Economy and Fair Work Committee [Draft]
Meeting date: 1 October 2025
Kate Forbes
The temptation for me to comment on that is quite significant, but the Scottish National Investment Bank is operationally independent. The moment that I start to pass comment on its commercial decisions, that independence is compromised. Given its independent position, it will make investments that members might think are great ideas and others that members might think are not such great ideas. The whole point is that the Scottish National Investment Bank is free from political interference, which is what makes it such an impactful investor. I do not want to compromise that.
We have very clearly set out the three missions that the bank is to focus on: pursuing a just transition to net zero carbon emissions by 2045, which might involve forestry; extending quality of opportunity by improving places—it is a place-based approach; and harnessing innovation to enable our people to flourish by 2040. By design, those are not prescriptive, so that, again, the bank knows that it operates within parameters but that it is free to make investment decisions independently of the Government.
10:30Economy and Fair Work Committee [Draft]
Meeting date: 1 October 2025
Kate Forbes
The legislation is extremely flexible. The point is that, under the legislation, local authorities must consult extensively with industry and, if they wish, introduce a scheme that is operational—in other words, one that can actually be implemented. On the basis of the communication that you refer to, I would assume that there is a point there that needs to be highlighted to local authorities about the way in which they charge the visitor levy.
For me, that is a question of operational implementation. Fundamentally it is a question for the City of Edinburgh Council, which should be consulting with industry as we speak to determine how to do it.

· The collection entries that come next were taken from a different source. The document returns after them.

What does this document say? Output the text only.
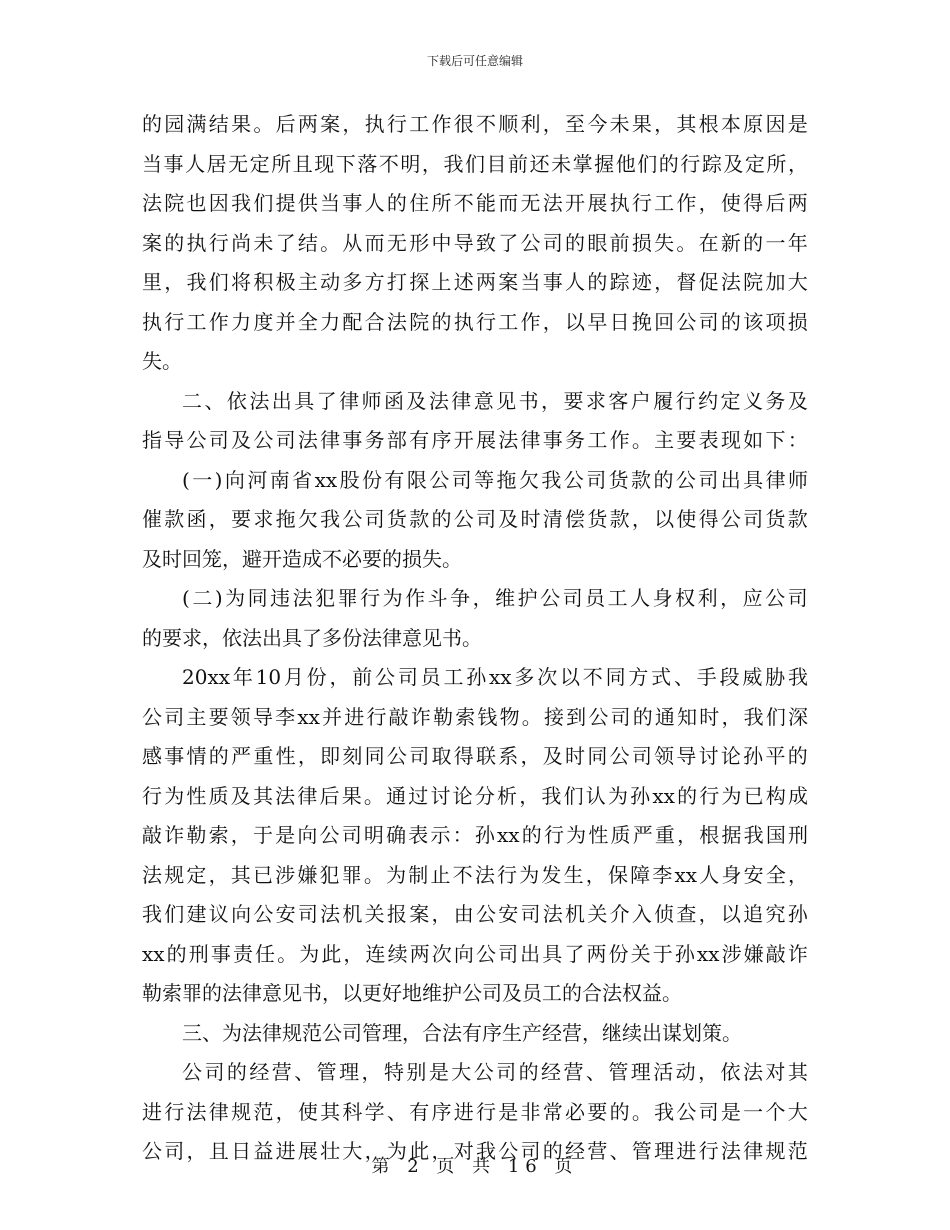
下载后可任意编辑
的 园 满 结 果 。 后 两 案 ， 执 行 工 作 很 不 顺 利 ， 至 今 未 果 ， 其 根 本 原 因 是
当 事 人 居 无 定 所 且 现 下 落 不 明 ， 我 们 目 前 还 未 掌 握 他 们 的 行 踪 及 定 所 ，
法 院 也 因 我 们 提 供 当 事 人 的 住 所 不 能 而 无 法 开 展 执 行 工 作 ， 使 得 后 两
案 的 执 行 尚 未 了 结 。 从 而 无 形 中 导 致 了 公 司 的 眼 前 损 失 。 在 新 的 一 年
里 ， 我 们 将 积 极 主 动 多 方 打 探 上 述 两 案 当 事 人 的 踪 迹 ， 督 促 法 院 加 大
执 行 工 作 力 度 并 全 力 配 合 法 院 的 执 行 工 作 ， 以 早 日 挽 回 公 司 的 该 项 损
失。
二 、 依 法 出 具 了 律 师 函 及 法 律 意 见 书 ， 要 求 客 户 履 行 约 定 义 务 及
指 导 公 司 及 公 司 法 律 事 务 部 有 序 开 展 法 律 事 务 工 作 。 主 要 表 现 如 下 ：
( 一 ) 向 河 南 省 xx 股 份 有 限 公 司 等 拖 欠 我 公 司 货 款 的 公 司 出 具 律 师
催 款 函 ， 要 求 拖 欠 我 公 司 货 款 的 公 司 及 时 清 偿 货 款 ， 以 使 得 公 司 货 款
及时回笼，避开造成不必要的损失。
( 二 ) 为 同 违 法 犯 罪 行 为 作 斗 争 ， 维 护 公 司 员 工 人 身 权 利 ， 应 公 司
的要求，依法出具了多份法律意见书。
20xx 年 10 月 份 ， 前 公 司 员 工 孙 xx 多 次 以 不 同 方 式 、 手 段 威 胁 我
公 司 主 要 领 导 李 xx 并 进 行 敲 诈 勒 索 钱 物 。 接 到 公 司 的 通 知 时 ， 我 们 深
感 事 情 的 严 重 性 ， 即 刻 同 公 司 取 得 联 系 ， 及 时 同 公 司 领 导 讨 论 孙 平 的
行 为 性 质 及 其 法 律 后 果 。 通 过 讨 论 分 析 ， 我 们 认 为 孙 xx 的 行 为 已 构 成
敲 诈 勒 索 ， 于 是 向 公 司 明 确 表 示 ： 孙 xx 的 行 为 性 质 严 重 ， 根 据 我 国 刑
法 规 定 ， 其 已 涉 嫌 犯 罪 。 为 制 止 不 法 行 为 发 生 ， 保 障 李 xx 人 身 安 全 ，
我 们 建 议 向 公 安 司 法 机 关 报 案 ， 由 公 安 司 法 机 关 介 入 侦 查 ， 以 追 究 孙
xx 的 刑 事 责 任 。 为 此 ， 连 续 两 次 向 公 司 出 具 了 两 份 关 于 孙 xx 涉 嫌 敲 诈
勒索罪的法律意见书，以更好地维护公司及员工的合法权益。
三、为法律规范公司管理，合法有序生产经营，继续出谋划策。
公 司 的 经 营 、 管 理 ， 特 别 是 大 公 司 的 经 营 、 管 理 活 动 ， 依 法 对 其
进 行 法 律 规 范 ， 使 其 科 学 、 有 序 进 行 是 非 常 必 要 的 。 我 公 司 是 一 个 大
公 司 ， 且 日 益 进 展 壮 大 ， 为 此 ， 对 我 公 司 的 经 营 、 管 理 进 行 法 律 规 范
第 2 页 共 16 页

Economy and Fair Work Committee [Draft]
Meeting date: 1 October 2025
Kate Forbes
That also feels as though it could have been a planted question, because it is the question that I was hoping somebody would ask me, and we have had no conversations prior to the meeting.

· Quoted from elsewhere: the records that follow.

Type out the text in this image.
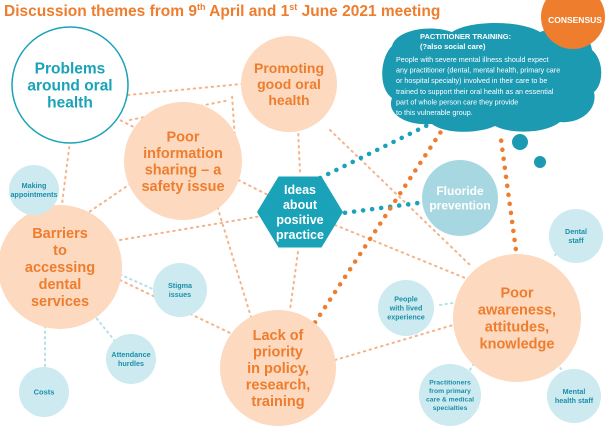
Discussion themes from 9th April and 1st June 2021 meeting
PACTITIONER TRAINING:
(?also social care)
People with severe mental illness should expect
any practitioner (dental, mental health, primary care
or hospital specialty) involved in their care to be
trained to support their oral health as an essential
part of whole person care they provide
to this vulnerable group.
CONSENSUS
Problems
around oral
health
Promoting
good oral
health
Poor
information
sharing – a
safety issue
Barriers
to
accessing
dental
services
Lack of
priority
in policy,
research,
training
Poor
awareness,
attitudes,
knowledge
Fluoride
prevention
Ideas
about
positive
practice
Making
appointments
Stigma
issues
Attendance
hurdles
Costs
People
with lived
experience
Practitioners
from primary
care & medical
specialties
Dental
staff
Mental
health staff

I have been commissioning the audit for the past few months. We are doing it on a regional basis. The committee might be interested in bringing Skills Development Scotland before it to go through the audit that it has just done, particularly for the energy transition in the north of Scotland. It focuses on the Highlands and Islands, I am afraid, but the model could be replicated for other regions.
What SDS has done means that it has incredibly granular data, because it started with the inward investors and businesses. Rather than just getting high-level figures from them, such as that they need more people or more engineers, SDS has asked them specifically how many engineers and what kind of engineers they need over the next 10 years. How many welders and what kind of welders?
As commissioned and supported by Highlands and Islands Enterprise, SDS has produced an industry-led data audit of the skills that are required. You heard it here first—I do not think that it is in the public domain yet. The next stage is to launch that audit with commitments from the colleges and universities on how they will support the delivery of every last one of the individuals that are required. We have done it.
I think that it is better to do it on a regional level, because we are more likely to want to be able to retrain people who live in the locality than to attract people in, and we will only attract people when we know that there is a shortage. That model could be replicated for other regions, but we have proved that it works.
Economy and Fair Work Committee [Draft]
Meeting date: 1 October 2025
Kate Forbes
That is very interesting. I am not sure that it does. It is certainly broader than just the obvious industries. For example, it says if we need this many people for the energy transition, how many people do we need to build new houses? It looks much wider than the direct jobs at the indirect jobs, but I am not sure that it goes as far as the indirect jobs in the public sector, unless Aidan Grisewood tells me otherwise.